Em dia com
o Machado 109 (jlo)
Não
adianta, o povo não aceita a linguagem do povo. Ele quer é falar bonito, quando
não, difícil, ainda que não entenda e nem seja entendido, ainda que desconheça
o significado de todas as palavras que o dotô
diga. Mas em geral há comunicação...
—
Dotô eu tô cuma dô de cabeça, o sinhô tem
navagina pra mim dá? Disse uma paciente do interior que recebia a visita do
médico em atendimento pelo Funrural (fundo de saúde que atende esporadicamente
as regiões pobres do interior brasileiro).
Em
seguida, outra disse ao dentista:
—
Meu dente dói muito dotô. O sinhô pode
distraí ele?
Ao
final dos atendimentos: dúzias de ovos e de bananas, sacos de laranja, galinhas
caipiras, cocos eram ofertados com gratidão a enfermeiros, médicos e dentistas,
seus benfeitores, por aquelas pessoas do interiorrrr.
Não
faz muito tempo (apenas 141 anos), quando me referi à língua, no final de meu
artigo conhecido como “Instinto de nacionalidade”, critiquei a falta da pureza
da linguagem dos nossos livros.
Alguns
defeitos graves relacionados por este articulista àquela época: “solecismos da
linguagem comum” e o galicismo excessivo. O primeiro caracteriza-se pelos erros
de concordância, de regência, de colocação pronominal, etc. O segundo é fruto
do espírito acomodatício de alguns falantes do francês que, por preguiça, ou mesmo
por exagero de princípio mantêm a palavra no original francófono. Exemplo: o
uso da palavra francesa desencarne,
em vez de desencarnação. Para muitos, pura bobagem, o que importa é a
comunicação. (Primeira rima.)
E
como o Brasil, parodiando a frase do meu prezado amigo Humberto de Campos, é o
coração do mundo, a pátria da pureza de todas as línguas, menos da pureza da
sua, o brasileirismo do meu tempo não é o do seu, meu caro leitor.

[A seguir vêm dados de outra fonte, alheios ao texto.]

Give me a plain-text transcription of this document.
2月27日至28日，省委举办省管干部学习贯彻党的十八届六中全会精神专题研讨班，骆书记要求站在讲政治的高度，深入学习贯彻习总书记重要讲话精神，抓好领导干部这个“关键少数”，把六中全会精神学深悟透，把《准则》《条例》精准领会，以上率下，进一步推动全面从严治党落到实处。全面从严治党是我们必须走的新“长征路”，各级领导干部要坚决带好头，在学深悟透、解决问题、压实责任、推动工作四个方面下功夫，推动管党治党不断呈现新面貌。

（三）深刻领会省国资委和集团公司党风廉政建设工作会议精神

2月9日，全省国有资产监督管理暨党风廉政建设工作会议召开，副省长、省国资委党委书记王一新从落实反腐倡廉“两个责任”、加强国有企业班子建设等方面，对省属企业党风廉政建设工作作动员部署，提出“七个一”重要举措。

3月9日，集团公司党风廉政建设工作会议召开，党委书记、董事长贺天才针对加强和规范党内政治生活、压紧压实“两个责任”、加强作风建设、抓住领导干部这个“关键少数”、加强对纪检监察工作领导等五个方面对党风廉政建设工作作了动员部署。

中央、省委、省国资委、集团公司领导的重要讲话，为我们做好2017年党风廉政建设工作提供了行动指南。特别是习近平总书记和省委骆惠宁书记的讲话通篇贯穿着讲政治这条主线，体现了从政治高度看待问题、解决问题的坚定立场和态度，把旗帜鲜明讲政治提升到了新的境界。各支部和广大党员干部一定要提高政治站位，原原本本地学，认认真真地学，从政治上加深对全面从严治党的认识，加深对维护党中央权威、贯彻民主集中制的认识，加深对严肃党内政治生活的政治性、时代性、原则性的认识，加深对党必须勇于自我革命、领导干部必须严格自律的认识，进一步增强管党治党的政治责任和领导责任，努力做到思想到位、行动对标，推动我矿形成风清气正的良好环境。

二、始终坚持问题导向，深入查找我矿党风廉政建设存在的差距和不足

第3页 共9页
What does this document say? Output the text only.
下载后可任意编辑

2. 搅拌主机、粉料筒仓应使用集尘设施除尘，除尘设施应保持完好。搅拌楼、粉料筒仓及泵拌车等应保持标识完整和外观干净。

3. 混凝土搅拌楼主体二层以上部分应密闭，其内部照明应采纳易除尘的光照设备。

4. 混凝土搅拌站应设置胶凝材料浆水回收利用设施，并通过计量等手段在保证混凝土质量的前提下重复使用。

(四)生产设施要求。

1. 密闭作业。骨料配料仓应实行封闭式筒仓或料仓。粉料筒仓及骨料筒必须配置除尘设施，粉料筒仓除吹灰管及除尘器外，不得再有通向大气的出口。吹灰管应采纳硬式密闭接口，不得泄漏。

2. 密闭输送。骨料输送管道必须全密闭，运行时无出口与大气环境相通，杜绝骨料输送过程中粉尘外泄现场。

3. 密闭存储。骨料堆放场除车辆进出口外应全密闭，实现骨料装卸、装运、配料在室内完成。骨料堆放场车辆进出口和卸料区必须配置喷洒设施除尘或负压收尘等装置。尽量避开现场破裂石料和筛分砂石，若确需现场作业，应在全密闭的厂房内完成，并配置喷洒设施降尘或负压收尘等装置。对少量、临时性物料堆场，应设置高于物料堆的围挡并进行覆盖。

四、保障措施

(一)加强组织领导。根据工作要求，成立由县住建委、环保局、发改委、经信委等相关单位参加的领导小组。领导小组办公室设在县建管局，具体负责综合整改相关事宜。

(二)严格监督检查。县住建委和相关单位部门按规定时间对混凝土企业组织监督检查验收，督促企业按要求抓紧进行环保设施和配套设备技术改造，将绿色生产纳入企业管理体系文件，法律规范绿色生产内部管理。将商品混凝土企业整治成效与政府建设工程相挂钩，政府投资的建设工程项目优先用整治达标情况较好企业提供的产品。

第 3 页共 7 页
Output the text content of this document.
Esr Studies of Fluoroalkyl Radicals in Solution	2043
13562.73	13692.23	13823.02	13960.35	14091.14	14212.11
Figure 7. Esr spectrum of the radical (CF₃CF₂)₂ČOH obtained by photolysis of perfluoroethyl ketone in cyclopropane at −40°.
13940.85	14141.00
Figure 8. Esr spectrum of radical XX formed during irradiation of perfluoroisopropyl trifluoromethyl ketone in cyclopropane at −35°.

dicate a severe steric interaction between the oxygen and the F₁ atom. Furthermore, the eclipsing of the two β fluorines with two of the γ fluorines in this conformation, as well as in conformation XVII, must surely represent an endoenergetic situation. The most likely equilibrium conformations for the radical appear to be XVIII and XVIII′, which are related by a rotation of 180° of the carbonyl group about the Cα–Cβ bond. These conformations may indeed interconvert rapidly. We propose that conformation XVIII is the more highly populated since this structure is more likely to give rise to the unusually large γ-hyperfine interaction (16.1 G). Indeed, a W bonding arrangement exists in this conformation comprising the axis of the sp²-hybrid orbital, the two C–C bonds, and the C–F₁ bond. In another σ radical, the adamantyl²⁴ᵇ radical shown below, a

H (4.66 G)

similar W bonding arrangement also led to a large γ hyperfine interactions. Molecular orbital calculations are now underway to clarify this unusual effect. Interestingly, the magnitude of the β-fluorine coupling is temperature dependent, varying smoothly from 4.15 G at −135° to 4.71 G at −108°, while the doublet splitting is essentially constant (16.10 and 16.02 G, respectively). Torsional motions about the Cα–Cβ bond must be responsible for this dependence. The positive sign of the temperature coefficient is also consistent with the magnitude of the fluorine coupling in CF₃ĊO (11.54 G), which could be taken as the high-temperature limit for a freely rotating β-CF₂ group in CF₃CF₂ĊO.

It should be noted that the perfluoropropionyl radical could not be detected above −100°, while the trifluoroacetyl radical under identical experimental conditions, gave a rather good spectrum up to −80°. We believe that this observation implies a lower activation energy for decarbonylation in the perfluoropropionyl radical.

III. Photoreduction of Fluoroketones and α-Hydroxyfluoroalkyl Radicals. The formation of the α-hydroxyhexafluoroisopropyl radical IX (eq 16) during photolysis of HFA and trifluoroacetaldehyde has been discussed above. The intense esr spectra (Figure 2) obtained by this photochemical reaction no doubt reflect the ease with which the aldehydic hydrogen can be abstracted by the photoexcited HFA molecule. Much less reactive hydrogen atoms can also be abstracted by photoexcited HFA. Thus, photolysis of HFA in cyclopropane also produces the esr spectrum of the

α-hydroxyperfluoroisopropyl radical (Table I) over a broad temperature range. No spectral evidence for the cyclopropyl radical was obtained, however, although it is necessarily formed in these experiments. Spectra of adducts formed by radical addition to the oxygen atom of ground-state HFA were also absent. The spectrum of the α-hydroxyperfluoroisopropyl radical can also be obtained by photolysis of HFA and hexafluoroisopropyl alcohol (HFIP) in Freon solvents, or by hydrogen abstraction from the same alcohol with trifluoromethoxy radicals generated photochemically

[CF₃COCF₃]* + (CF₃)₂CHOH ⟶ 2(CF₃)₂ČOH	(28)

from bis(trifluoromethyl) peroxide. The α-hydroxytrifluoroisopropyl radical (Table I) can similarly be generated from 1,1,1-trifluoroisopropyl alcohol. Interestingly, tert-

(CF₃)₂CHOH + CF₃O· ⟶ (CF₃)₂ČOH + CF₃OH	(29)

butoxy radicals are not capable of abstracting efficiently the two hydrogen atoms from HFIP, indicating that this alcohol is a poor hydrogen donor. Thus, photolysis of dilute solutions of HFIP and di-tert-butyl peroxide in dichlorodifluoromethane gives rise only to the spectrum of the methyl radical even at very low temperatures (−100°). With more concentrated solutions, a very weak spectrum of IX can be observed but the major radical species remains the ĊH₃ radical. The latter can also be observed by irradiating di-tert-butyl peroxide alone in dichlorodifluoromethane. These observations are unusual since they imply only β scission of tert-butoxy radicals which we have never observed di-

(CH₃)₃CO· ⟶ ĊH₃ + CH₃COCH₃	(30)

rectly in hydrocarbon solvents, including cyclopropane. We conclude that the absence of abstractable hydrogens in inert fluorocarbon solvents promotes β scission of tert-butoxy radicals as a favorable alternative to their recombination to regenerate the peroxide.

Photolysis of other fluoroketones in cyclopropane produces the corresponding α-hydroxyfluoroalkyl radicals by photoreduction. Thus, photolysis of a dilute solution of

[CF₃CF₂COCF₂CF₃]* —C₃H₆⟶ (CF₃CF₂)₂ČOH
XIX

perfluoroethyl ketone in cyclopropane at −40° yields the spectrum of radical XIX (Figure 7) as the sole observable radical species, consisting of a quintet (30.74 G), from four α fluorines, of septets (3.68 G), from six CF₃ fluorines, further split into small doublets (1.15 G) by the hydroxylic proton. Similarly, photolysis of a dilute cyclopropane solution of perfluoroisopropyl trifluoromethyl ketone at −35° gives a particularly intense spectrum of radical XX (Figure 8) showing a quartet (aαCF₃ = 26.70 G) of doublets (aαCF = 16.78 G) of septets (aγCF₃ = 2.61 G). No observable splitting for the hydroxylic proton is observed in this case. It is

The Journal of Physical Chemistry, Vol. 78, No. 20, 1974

Atualmente,
com a influência dos estudos linguísticos, tenta-se igualar, em termos de fala
ou escrita, a língua do povo com a dos doutos. Irrisão pura. Os cursinhos,
concursos, livros técnicos, periódicos, escolas e academias continuam aceitando
como padrão unicamente a chamada norma culta, para desespero dos linguistas,
que não convencem nem mesmo os simples de que a sua é uma linguagem correta.
Posso
na prática exemplificar, se o leitor exigente o desejar. (Segunda rima em dois
decassílabos.)
Nem
tudo, porém, está perdido. Eis que a literatura vem, contemporaneamente,
resgatar o uso da linguagem do povo, coadjuvada pelas composições musicais
populares. E isso é um espanto, para os puristas da linguagem. Inaceitável,
gritam do alto do seu soberbo saber sacripanta. (Alta aliteração.)
Veja,
nobre leitor, por exemplo, esta estrofe de “Garota na chuva”, cantada por Ednéia
Macedo, que primor:
Garota na chuva
ou no verão,Garota na chuva são as quatro “estação”,
Garota na chuva ou no verão,
Garota na chuva,
A maior sensação.
A Ednéia canta e encanta... Mas vai você escrever assim no vestibular de qualquer universidade para ver se não receberá um rotundo zero em sua redação.
Com
a intolerância ou não dos conservadores, porém, eis que a literatura da
pós-modernidade coloca de ponta cabeça tudo o que de antanho era considerado
irretocável. E novo cânone literário surge no horizonte para ficar eternamente
conosco, como também nos prometera o Profeta sobre o Espírito de Verdade (S.
João, 14:16, 17).
Meu
caro, se a voz do povo fosse a voz de Deus, o Cristo não seria crucificado.
Repito
o que disse antes sobre a inexistência de dúvida em relação ao aumento e
alteração da língua, com o uso consuetudinário e os costumes da nação. Riqueza
de dizer, novas locuções entram no domínio estilístico e adquirem direito de
cidadania.
Só
não é aceitável que se olvidem as normas sintáticas e se descumpra o VOLP*, da
ABL*, fundada e presidida por mim, tão zelosa da pureza idiomática. Afinal de
contas, repito pela última vez:
A influência popular tem um limite; e o escritor não
está obrigado a receber e dar curso a tudo o que o abuso, o capricho e a moda
inventam e fazem correr. Pelo contrário, ele exerce também uma grande parte de
influência a este respeito, depurando a linguagem do povo e aperfeiçoando-lhe a
razão.
A não ser que esteja tratando da literatura brasileira
contemporânea. Nesse caso, o buraco é mais embaixo, respeitável leitor.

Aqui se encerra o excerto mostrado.